Let’s create a new namespace for the Kubera Director components.

kubectl create namespace kubera

Next, create the docker-registry secret using the credentials from the email in step 3.

kubectl create secret docker-registry kubera-registry \
--namespace kubera \
--docker-server=registry.mayadata.io \
--docker-username=<username> \
--docker-password=<password>

Finally, install the Kubera Director components using the following helm command. The helm command is compatible with helm v3.

helm install kubera kubera/kubera-charts \
--namespace kubera \
--set server.url=http://<server-url> \
--set server.dockerSecret=kubera-registry \
--set nginx-ingress.enabled=false \
--set type.installOpenebs=false

For the server.url values, set an IP address/hostname of any one of your worker nodes.
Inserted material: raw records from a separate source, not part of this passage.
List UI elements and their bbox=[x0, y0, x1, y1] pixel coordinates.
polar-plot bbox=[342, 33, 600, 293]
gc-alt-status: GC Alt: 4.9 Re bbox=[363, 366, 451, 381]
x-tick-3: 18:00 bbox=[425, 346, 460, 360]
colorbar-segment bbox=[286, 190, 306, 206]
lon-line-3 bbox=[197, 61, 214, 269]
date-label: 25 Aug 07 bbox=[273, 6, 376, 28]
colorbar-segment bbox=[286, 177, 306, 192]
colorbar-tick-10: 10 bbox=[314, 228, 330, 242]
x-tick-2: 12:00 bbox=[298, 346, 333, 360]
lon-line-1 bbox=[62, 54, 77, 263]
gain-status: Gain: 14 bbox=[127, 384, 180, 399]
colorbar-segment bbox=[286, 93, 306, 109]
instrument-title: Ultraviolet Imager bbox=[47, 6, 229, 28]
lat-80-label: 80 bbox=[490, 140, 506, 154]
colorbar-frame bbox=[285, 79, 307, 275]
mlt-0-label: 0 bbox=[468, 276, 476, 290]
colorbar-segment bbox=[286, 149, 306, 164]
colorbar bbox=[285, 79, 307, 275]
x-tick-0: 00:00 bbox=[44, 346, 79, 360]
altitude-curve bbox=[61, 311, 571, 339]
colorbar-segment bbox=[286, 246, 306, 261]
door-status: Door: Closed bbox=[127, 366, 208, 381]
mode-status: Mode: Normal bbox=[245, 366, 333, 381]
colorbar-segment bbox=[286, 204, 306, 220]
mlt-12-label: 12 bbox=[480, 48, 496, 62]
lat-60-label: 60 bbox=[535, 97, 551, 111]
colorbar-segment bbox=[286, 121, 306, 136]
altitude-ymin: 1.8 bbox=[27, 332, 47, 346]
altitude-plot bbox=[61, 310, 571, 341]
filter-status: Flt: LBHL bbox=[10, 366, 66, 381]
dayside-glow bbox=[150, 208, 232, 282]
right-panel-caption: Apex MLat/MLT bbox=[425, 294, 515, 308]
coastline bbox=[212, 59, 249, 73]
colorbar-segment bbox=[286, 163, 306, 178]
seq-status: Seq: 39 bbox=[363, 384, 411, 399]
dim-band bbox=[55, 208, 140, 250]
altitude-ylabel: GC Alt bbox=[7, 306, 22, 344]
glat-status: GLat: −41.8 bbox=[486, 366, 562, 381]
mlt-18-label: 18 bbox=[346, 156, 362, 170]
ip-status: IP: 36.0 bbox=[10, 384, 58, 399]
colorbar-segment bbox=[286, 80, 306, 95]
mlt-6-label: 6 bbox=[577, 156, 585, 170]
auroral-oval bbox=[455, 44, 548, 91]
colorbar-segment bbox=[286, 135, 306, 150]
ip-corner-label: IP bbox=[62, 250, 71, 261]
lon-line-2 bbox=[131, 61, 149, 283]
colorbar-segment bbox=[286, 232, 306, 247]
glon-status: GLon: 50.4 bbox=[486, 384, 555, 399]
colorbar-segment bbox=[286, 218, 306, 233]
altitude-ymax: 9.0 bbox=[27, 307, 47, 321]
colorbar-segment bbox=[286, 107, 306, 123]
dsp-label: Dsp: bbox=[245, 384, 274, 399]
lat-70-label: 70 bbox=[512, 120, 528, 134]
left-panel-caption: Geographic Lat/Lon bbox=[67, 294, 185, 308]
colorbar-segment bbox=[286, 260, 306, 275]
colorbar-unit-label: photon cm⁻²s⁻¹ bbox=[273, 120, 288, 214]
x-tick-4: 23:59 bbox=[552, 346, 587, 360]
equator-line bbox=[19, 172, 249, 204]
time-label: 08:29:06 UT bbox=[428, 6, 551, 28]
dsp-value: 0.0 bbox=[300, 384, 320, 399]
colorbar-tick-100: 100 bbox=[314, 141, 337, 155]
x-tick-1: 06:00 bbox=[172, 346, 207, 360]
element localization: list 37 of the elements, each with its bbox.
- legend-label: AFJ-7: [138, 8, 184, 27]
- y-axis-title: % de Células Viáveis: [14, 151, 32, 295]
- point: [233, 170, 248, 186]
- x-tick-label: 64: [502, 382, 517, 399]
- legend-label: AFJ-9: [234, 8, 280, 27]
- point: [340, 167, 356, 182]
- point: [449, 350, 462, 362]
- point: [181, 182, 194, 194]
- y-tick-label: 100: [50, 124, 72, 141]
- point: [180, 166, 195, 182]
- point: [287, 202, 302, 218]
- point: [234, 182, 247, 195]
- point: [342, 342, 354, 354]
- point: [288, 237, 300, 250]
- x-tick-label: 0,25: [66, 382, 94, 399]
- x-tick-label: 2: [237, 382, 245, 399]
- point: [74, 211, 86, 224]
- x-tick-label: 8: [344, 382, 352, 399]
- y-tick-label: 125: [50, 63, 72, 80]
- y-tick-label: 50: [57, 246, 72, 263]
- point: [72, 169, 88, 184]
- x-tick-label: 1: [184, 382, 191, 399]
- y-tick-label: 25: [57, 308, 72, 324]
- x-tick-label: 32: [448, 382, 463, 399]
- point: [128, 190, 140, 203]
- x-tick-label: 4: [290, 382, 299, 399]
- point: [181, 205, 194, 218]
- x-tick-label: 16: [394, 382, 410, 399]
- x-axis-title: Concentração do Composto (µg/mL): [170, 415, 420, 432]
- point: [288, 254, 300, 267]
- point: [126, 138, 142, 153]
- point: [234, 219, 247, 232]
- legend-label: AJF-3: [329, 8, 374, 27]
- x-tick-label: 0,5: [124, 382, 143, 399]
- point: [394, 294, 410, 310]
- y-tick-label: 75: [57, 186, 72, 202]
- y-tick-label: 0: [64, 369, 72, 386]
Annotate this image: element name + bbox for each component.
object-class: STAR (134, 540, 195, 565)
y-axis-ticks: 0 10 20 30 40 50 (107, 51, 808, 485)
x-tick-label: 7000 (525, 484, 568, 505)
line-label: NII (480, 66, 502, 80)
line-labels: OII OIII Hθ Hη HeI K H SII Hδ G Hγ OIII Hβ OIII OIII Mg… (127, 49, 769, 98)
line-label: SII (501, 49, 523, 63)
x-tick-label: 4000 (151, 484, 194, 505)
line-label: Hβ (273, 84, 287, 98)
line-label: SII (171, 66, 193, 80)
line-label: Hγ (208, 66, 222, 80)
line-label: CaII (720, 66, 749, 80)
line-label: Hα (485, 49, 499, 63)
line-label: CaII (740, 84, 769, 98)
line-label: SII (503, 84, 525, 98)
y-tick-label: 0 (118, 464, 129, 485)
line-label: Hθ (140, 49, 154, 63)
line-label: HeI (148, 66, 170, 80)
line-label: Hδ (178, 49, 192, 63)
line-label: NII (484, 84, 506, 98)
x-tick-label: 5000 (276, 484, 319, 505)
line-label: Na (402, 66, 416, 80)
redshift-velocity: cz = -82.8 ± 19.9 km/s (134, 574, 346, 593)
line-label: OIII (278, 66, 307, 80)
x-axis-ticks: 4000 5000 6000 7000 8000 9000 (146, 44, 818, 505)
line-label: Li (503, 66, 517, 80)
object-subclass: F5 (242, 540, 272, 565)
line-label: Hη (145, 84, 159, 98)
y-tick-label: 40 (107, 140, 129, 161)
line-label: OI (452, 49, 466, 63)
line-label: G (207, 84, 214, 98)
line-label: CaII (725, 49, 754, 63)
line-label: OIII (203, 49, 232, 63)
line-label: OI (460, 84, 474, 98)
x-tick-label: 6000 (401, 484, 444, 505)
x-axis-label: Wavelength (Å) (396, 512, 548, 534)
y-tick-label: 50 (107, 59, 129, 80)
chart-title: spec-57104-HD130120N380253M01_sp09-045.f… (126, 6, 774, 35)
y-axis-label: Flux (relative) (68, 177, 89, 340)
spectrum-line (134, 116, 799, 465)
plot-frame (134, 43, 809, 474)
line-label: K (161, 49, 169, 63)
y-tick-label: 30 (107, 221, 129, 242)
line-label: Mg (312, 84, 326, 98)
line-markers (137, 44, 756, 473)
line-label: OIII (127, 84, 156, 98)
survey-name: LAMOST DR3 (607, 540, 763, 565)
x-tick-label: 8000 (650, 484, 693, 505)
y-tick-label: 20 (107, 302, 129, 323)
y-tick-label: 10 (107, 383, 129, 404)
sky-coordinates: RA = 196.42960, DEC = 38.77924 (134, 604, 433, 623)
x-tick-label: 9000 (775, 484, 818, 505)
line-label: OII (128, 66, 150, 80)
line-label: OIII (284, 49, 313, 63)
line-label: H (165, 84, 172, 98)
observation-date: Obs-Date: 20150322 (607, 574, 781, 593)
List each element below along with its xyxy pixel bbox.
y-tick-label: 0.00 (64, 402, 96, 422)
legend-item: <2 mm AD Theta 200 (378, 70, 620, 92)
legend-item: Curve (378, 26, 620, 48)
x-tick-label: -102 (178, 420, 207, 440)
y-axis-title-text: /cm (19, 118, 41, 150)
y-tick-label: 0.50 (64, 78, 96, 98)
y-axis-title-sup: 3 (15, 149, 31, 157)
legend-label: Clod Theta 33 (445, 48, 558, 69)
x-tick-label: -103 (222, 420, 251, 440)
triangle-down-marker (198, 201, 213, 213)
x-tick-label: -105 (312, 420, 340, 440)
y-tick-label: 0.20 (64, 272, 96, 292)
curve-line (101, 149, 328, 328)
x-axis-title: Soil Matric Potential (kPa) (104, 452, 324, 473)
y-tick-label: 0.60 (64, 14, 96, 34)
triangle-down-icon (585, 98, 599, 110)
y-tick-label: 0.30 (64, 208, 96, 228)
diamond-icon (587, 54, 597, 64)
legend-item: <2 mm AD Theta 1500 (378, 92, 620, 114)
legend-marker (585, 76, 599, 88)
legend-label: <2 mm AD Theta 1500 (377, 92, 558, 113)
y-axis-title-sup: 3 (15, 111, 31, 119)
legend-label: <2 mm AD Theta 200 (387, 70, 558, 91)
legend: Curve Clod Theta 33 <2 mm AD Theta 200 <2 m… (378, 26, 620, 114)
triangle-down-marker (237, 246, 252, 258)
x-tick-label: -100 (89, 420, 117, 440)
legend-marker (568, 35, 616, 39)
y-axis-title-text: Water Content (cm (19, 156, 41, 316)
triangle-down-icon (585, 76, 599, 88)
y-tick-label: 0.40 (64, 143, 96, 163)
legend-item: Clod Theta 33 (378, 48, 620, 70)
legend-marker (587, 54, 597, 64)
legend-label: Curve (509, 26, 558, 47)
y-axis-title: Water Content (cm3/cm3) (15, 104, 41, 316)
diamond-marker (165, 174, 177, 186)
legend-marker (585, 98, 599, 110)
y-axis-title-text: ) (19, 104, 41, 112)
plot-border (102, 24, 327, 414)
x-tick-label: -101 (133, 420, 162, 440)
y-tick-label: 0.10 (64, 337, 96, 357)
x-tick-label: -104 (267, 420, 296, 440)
If you are using a load balancer, use an IP address/domain name that your other clusters can use to reach this cluster’s (Kubera’s host cluster) load balancer. It is recommended that you use a load balancer to achieve high-availability.

The ingress controller in the RKE cluster will make the service available on all of your worker nodes. However, the server.url set in the above command must be reachable at all times.

If you intend to use Kubera OnPrem in public network space, then it is recommended that you enable TLS. Click here to learn more.


Step 8: That’s it! You’re done.

Use your browser to reach the IP/URL that you set in step 7.

You can log in to Kubera OnPrem using the default administrator account.

Username: Administrator
Password: password

Authentication using GitHub and Google Auth is also supported. You can set it up using the advanced installation instructions here.